JPMorgan regional investment head John Richert told CNBC that even though the stock market has been ticking to record highs the past couple of weeks, that doesn’t exactly mean corporate executives are feeling bullish on where the market is headed with 2020 just a month away.
Actually, according to Richert, CEOs are most worried about delivering on earnings amid increasingly uncertain times with slowing global growth due to the ongoing trade war with China, and due to uncertainty surrounding the 2020 presidential election (Goldman Sachs actually sees the opposite, with uncertainty in politics fueling the bull market in 2020).
Most CEOs are easing back on capital spending and investments while bracing for a possible recession in the new year.
“Everybody looks at the stock market and sees share prices going through the roof right now, but few of the CEOs I talk to feel good about that,” Richert said, according to CNBC. “There is an increased worry about their ability to deliver results amid prolonged periods of uncertainty next year.”
So heading into 2020, CEO confidence is at its lowest level in a decade, but consumer spending is still strong, mostly due to the lowest unemployment levels seen in a half-century.
In fact, we can thank U.S. consumers for keeping us out of a recession so far, despite President Donald Trump’s tariff wars — but there is a shelf life for this and the tariffs eventually will start to kill growth.

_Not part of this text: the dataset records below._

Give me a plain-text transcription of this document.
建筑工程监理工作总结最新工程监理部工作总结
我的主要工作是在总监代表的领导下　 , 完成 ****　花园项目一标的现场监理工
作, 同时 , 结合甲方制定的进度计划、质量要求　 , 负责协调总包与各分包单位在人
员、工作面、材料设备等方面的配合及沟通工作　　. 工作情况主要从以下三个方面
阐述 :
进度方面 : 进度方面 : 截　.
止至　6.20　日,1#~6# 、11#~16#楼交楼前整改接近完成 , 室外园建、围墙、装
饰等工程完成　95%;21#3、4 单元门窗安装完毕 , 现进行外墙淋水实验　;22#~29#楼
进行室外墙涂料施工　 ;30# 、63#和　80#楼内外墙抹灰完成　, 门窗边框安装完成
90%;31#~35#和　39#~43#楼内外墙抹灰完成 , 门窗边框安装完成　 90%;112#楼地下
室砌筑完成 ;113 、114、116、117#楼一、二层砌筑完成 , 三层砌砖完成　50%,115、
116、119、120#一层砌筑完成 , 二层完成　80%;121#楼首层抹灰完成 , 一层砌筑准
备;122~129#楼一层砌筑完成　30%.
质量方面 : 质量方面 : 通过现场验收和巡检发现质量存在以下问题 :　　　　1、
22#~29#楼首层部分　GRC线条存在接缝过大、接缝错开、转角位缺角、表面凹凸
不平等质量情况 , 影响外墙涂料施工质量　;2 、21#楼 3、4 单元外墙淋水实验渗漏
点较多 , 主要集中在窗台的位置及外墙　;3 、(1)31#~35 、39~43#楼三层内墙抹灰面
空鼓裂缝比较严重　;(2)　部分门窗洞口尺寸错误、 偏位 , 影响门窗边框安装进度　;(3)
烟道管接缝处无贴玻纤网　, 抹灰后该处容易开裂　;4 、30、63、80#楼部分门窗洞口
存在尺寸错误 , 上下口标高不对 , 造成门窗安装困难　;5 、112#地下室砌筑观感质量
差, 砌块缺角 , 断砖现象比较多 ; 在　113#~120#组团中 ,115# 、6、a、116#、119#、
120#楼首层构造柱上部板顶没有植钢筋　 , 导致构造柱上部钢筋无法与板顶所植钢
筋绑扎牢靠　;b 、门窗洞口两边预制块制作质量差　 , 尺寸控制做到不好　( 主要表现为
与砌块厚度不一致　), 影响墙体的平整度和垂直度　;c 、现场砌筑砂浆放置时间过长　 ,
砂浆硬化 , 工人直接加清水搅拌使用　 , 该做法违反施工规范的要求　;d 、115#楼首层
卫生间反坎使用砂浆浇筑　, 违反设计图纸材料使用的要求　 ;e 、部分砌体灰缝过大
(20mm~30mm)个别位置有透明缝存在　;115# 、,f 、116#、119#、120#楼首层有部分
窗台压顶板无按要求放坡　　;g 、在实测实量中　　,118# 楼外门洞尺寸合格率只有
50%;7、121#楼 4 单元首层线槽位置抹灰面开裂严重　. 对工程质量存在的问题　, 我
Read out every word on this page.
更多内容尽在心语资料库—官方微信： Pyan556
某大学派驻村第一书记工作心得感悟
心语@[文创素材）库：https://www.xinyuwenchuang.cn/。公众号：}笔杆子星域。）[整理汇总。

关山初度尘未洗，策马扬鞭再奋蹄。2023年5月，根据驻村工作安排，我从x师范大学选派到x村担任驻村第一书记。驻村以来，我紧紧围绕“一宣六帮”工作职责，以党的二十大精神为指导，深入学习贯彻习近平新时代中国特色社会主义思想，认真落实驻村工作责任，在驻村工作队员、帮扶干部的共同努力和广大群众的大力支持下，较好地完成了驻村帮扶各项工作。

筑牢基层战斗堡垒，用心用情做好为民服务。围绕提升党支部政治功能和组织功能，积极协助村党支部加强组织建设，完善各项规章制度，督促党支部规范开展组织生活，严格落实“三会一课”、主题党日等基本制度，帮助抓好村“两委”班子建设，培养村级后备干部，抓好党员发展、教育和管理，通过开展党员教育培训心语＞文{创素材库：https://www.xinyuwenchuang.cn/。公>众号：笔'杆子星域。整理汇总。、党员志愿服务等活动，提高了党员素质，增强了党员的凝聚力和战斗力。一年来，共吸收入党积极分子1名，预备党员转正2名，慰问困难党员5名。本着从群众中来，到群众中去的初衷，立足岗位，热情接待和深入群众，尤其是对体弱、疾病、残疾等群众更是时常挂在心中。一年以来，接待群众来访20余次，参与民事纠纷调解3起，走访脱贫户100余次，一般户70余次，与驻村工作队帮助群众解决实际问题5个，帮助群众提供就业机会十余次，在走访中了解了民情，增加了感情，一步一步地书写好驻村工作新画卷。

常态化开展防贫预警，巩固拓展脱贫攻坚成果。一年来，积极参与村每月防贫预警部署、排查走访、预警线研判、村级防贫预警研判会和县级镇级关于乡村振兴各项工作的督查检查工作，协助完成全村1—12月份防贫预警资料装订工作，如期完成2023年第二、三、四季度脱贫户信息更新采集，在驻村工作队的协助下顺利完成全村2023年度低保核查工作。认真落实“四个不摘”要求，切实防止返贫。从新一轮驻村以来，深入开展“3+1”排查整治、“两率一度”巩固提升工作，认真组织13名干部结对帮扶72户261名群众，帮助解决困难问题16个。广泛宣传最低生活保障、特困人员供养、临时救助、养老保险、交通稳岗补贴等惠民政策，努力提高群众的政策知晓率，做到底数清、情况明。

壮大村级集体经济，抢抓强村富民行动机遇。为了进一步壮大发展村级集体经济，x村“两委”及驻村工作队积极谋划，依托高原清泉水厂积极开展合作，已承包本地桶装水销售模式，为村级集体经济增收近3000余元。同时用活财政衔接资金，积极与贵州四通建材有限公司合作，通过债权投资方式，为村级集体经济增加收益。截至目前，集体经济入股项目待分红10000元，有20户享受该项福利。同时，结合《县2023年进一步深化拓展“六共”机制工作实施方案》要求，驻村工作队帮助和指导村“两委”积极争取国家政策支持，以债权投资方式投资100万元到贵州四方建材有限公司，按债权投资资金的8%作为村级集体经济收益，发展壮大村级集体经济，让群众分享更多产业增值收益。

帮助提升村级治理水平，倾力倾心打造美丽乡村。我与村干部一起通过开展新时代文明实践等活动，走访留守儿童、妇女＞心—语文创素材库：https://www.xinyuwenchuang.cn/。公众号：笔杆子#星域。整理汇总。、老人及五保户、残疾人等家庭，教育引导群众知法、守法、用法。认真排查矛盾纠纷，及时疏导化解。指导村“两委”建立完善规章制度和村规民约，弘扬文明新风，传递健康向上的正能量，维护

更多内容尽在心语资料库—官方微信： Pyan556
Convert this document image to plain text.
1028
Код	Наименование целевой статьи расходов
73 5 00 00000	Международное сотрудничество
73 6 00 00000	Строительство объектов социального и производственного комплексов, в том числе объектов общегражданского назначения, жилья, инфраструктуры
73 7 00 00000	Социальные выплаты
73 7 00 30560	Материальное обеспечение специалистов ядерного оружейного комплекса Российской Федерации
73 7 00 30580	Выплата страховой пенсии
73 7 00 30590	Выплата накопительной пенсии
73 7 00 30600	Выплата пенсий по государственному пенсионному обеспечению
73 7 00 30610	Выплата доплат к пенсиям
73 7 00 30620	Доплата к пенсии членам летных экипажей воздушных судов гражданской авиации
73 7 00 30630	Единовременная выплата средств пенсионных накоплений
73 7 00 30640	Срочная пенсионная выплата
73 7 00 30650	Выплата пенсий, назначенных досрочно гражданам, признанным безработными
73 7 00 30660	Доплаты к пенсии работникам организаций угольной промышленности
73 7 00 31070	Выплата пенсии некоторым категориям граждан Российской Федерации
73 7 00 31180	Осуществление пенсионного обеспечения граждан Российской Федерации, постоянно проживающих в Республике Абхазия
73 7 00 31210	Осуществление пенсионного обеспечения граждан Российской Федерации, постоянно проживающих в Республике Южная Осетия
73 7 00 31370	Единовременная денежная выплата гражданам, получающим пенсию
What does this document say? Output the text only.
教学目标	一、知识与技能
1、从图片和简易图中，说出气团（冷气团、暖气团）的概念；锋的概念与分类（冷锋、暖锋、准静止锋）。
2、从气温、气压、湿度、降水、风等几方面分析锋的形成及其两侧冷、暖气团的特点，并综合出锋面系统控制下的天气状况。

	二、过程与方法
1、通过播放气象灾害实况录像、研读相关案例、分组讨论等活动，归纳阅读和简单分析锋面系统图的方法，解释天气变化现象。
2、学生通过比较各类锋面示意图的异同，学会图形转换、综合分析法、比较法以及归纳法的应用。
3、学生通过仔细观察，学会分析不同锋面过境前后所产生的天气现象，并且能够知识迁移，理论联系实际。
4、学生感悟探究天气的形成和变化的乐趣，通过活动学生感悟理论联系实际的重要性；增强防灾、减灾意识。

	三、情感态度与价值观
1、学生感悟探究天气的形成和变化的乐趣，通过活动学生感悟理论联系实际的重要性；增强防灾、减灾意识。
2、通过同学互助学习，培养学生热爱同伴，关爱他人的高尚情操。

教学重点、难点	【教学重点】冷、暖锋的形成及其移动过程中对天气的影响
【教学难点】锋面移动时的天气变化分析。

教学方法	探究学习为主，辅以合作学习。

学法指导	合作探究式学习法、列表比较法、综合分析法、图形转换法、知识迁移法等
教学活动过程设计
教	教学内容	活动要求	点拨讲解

CEOs are so anxious they’re engaged with corporate clients at record levels, said Richert, whose focus for JPMorgan is companies that generate $500 million to $5 billion in annual revenue. There is never-before-seen potential for deals in this climate as banks are being called in left and and right to examine the capital plans of companies and offer strategic possibilities, such as divesting non-core businesses.
“There’s a lot of discussions among industry players to figure out the best way to put companies together,” Richert said, adding that CEOs are looking at “mergers of equals” to shore things up and help weather a potential recession.
CEOs are basically bracing for two distinct possibilities to emerge from the 2020 election: Another four years of pro-business Trump in office, or the potential massive, sweeping changes if someone like Sen. Elizabeth Warren becomes president.
Richert also said that the level of anxiety is different depending on what sector it is, such as manufacturing, transportation and consumer retail companies under more pressure than technology and service companies.
“You talk to any industrial, old-line economy company here in the U.S., they’ll tell you we’re in a recession right now,” he said (manufacturing has seen contraction for months now, as we’ve covered here on Money and Markets). “The service economy and tech is keeping the cycle going for now.”